SuperAntiSpyware reply on this unpleasant discovery:
A malicious file was uploaded to the SUPERAntiSpyware download server as a result of an attempted attack on the server. The malicious file was discovered and removed from the server within several hours of the attempt. The server has since been thoroughly scanned and the vulnerability has been corrected.
The functionality of Kraken Cryptor 1.5 ransomware attack
The latest version of Kraken Cryptor ransomware works similar to other cryptocurrency-demanding threats. When executed, this virus performs a variety of actions helping it encrypt files on the system. The ransomware attack starts when the virus creates a Safe.exe file which, once launched, checks the language and location of the victim's device. If the victim is from Armenia, Azerbaijan, Belarus, Estonia, Georgia, Iran, Kyrgyzstan, Kazakhstan, Lithuania, Latvia, Moldova, Russia, Tajikistan, Turkmenistan, Ukraine, Uzbekistan or Brazil, encryption is not started.

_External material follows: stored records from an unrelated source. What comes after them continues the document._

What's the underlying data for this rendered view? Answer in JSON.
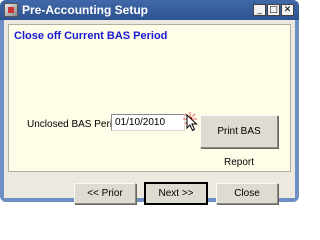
{
  "window": {
    "title": "Pre-Accounting Setup",
    "minimize_glyph": "_",
    "maximize_glyph": "□",
    "close_glyph": "✕"
  },
  "panel": {
    "heading": "Close off Current BAS Period",
    "unclosed_label": "Unclosed BAS Period",
    "unclosed_value": "01/10/2010",
    "print_button": "Print BAS Report"
  },
  "footer": {
    "prior_button": "<< Prior",
    "next_button": "Next >>",
    "close_button": "Close"
  },
  "colors": {
    "heading_text": "#1a1ad0",
    "panel_background": "#fdfde8",
    "titlebar": "#3a60a0"
  },
  "icons": [
    "app-icon",
    "minimize-icon",
    "maximize-icon",
    "close-icon",
    "mouse-pointer-icon",
    "click-spark-icon"
  ]
}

After the system is scanned, the virus chooses various data from photos, videos, archives, documents, and encrypts them using AES-128 encryption algorithm. These encoded files are marked by using the 00000000-Lock.onion pattern. When the data is encrypted, it becomes unreachable. Unfortunately, this virus is still not decryptable.
Other features of the Kraken Cryptor 1.5 ransomware:
- ransom note called “# How to Decrypt Files.txt” placed in every folder on the system that contains encrypted data;
- ransom amount is 0.125 Bitcoin;
- a message displayed in the ransom message contains instructions on how to make this payment and a unique identification key developed for each victim after the encryption process;
- contact email for the crooks behind this virus is firstname.lastname@example.org.
Ransomware distribution ways
There is no information on how exactly Kraken Cryptor 1.5 spreads besides the SuperAntiSpywares.exe file. However, typical ransomware and previous versions of this particular cyber threat have been spread via spam email campaigns. Various social engineering techniques can be used to spread malware as well.
The most common way is to spread direct malicious script on the device by using infected MS Word or Excel documents disguised as essential documents from a legitimate company or service. The minute user opens the infected file, ransomware script loads on the system.